If there were, it would be something like “I’ll be Barack’s third term, only more so.” That’s a risky theme given the latest Reuters/Ipsos Poll. Only 21 percent of Americans believe the country is on the right track, while 68 percent say the wrong track.
You want more of this? Unlike her slick husband, Hillary Clinton is a horrible campaigner: stilted, programmed, strident. She shows her sincerity by TALKING LOUDER! Half the time she’s playing defense against her own words, as in West Virginia, where she reveled in all the coal companies and miners she’s going to put out of work.

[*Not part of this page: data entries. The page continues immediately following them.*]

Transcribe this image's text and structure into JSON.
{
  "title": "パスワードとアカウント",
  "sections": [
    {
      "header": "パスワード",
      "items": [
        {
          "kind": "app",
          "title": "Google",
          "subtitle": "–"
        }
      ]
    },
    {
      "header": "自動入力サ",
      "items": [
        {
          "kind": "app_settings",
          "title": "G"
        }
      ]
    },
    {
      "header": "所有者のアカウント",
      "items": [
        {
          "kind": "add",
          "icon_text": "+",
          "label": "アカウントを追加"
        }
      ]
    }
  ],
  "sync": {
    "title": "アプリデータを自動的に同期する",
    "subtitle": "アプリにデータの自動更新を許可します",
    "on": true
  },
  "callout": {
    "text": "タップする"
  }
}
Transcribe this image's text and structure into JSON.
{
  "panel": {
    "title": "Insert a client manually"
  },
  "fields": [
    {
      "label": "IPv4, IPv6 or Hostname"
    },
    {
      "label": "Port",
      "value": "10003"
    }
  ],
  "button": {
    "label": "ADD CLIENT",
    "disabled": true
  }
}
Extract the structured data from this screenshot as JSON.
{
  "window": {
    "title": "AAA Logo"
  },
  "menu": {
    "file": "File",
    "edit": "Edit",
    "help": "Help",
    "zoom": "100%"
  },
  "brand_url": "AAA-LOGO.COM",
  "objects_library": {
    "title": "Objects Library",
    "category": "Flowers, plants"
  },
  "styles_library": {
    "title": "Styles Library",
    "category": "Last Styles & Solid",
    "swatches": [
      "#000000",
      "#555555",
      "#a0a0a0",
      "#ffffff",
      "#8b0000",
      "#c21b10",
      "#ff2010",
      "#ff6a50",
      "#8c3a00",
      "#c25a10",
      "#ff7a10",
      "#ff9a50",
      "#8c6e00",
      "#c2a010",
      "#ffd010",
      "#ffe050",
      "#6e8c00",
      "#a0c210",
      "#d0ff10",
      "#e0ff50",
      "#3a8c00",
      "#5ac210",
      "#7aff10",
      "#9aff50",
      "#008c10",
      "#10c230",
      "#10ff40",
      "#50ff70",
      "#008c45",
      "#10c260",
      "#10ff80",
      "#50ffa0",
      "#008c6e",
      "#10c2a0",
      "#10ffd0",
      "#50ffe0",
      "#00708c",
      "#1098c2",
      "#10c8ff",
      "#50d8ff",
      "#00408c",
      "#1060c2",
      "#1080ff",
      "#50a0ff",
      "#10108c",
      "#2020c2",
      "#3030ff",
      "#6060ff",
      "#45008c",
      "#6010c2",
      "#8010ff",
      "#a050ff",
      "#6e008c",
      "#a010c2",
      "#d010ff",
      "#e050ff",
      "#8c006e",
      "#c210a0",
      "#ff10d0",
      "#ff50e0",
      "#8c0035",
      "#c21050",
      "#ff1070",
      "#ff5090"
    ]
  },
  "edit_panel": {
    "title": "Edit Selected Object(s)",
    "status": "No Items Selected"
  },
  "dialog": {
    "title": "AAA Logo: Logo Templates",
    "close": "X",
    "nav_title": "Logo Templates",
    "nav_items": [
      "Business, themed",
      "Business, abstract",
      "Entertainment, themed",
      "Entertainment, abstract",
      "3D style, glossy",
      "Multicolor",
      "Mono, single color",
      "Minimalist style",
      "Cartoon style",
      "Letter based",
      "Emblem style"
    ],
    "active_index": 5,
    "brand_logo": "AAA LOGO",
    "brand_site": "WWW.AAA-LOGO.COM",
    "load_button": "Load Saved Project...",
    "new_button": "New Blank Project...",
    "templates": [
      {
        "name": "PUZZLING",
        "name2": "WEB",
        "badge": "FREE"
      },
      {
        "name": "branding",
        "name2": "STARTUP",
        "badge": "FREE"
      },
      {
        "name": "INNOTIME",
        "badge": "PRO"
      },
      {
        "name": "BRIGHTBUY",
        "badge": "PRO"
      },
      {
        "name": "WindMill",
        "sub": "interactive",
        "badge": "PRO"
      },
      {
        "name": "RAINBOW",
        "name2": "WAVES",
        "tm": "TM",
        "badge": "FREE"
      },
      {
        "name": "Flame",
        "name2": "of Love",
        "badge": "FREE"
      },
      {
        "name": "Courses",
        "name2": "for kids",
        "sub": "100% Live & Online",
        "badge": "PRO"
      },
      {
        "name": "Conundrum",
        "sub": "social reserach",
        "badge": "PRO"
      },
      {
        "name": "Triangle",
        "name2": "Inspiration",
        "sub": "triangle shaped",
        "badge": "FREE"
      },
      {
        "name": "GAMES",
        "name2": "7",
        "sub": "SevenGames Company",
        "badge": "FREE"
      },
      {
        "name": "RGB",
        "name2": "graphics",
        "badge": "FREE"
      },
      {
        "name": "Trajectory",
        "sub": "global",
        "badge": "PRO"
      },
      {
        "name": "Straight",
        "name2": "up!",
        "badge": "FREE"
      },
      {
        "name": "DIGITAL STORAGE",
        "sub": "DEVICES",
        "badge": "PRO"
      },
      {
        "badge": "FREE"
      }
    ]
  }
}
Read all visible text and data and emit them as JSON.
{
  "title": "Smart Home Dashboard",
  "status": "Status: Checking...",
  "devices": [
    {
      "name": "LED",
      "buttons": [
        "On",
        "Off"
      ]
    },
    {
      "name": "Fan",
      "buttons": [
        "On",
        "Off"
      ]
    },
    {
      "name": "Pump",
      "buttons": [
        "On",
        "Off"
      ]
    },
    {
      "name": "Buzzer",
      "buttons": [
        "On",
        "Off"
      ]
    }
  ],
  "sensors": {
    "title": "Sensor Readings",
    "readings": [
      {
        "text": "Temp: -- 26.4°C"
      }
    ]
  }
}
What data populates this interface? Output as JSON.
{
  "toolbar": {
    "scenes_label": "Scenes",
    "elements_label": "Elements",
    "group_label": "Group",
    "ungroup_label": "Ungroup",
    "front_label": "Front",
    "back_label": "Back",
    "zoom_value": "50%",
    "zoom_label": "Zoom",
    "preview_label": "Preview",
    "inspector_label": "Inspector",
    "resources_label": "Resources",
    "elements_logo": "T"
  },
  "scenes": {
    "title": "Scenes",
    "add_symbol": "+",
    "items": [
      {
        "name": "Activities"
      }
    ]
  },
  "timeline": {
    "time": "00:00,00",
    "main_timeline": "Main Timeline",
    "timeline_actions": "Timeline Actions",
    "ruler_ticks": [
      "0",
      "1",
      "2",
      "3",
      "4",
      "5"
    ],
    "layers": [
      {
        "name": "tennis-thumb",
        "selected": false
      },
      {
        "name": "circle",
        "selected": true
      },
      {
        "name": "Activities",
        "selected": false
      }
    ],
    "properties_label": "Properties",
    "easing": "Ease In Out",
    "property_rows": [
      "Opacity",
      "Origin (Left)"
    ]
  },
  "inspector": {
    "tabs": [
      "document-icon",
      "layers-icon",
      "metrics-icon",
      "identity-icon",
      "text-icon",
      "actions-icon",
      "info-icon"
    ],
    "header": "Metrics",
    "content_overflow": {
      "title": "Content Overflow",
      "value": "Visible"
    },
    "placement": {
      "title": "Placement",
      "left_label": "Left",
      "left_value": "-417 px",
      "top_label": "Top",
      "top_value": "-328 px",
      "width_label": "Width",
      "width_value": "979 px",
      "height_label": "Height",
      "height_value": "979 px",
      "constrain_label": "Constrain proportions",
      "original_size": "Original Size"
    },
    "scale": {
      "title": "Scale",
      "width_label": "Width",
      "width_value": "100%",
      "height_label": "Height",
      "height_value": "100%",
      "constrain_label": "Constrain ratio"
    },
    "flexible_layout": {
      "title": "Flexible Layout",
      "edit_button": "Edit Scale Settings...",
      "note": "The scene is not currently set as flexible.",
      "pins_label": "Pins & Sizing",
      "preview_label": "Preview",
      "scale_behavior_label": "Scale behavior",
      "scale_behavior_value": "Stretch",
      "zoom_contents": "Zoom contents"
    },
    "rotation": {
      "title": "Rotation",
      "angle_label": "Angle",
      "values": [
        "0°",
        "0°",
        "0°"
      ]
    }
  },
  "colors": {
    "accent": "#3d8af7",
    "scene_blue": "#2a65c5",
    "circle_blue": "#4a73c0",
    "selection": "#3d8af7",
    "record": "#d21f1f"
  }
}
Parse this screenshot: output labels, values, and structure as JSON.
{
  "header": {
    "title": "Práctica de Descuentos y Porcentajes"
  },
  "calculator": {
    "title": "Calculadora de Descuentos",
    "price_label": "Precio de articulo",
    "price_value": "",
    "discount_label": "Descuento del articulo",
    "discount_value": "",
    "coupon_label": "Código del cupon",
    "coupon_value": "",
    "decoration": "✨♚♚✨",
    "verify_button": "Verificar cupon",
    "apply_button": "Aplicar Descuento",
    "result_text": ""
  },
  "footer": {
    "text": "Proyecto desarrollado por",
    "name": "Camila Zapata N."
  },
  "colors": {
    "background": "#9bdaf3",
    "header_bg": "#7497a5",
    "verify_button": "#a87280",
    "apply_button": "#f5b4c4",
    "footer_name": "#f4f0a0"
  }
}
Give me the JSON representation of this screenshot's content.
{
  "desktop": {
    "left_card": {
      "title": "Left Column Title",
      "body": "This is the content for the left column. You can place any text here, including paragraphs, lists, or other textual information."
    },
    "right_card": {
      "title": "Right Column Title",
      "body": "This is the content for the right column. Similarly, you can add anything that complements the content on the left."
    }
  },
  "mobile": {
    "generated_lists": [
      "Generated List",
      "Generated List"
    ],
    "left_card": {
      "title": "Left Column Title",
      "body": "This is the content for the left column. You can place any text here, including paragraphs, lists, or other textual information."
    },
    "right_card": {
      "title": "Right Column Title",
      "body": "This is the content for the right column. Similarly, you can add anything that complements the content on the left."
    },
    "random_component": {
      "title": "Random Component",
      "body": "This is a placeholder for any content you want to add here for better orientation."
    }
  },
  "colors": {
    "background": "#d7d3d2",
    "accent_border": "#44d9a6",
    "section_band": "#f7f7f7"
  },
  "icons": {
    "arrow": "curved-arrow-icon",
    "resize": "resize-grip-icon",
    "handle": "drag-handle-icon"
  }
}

As one direct result, after winning 67 percent of the primary vote there against a real opponent in Obama eight years ago, this time, as the presumptive party nominee, she could capture only 38 percent against Sanders’ 51 percent. Worse for her, 50 percent of women there voted against the first potential female commander in chief.
And 43 percent of Sanders voters said they’d jump to Trump in November.
The Democratic nominating system, of course, is rigged in her favor with unelected superdelegates. Sanders is trying to convince them to defect by earning more popular votes in primaries than she does. That’s difficult, but not impossible.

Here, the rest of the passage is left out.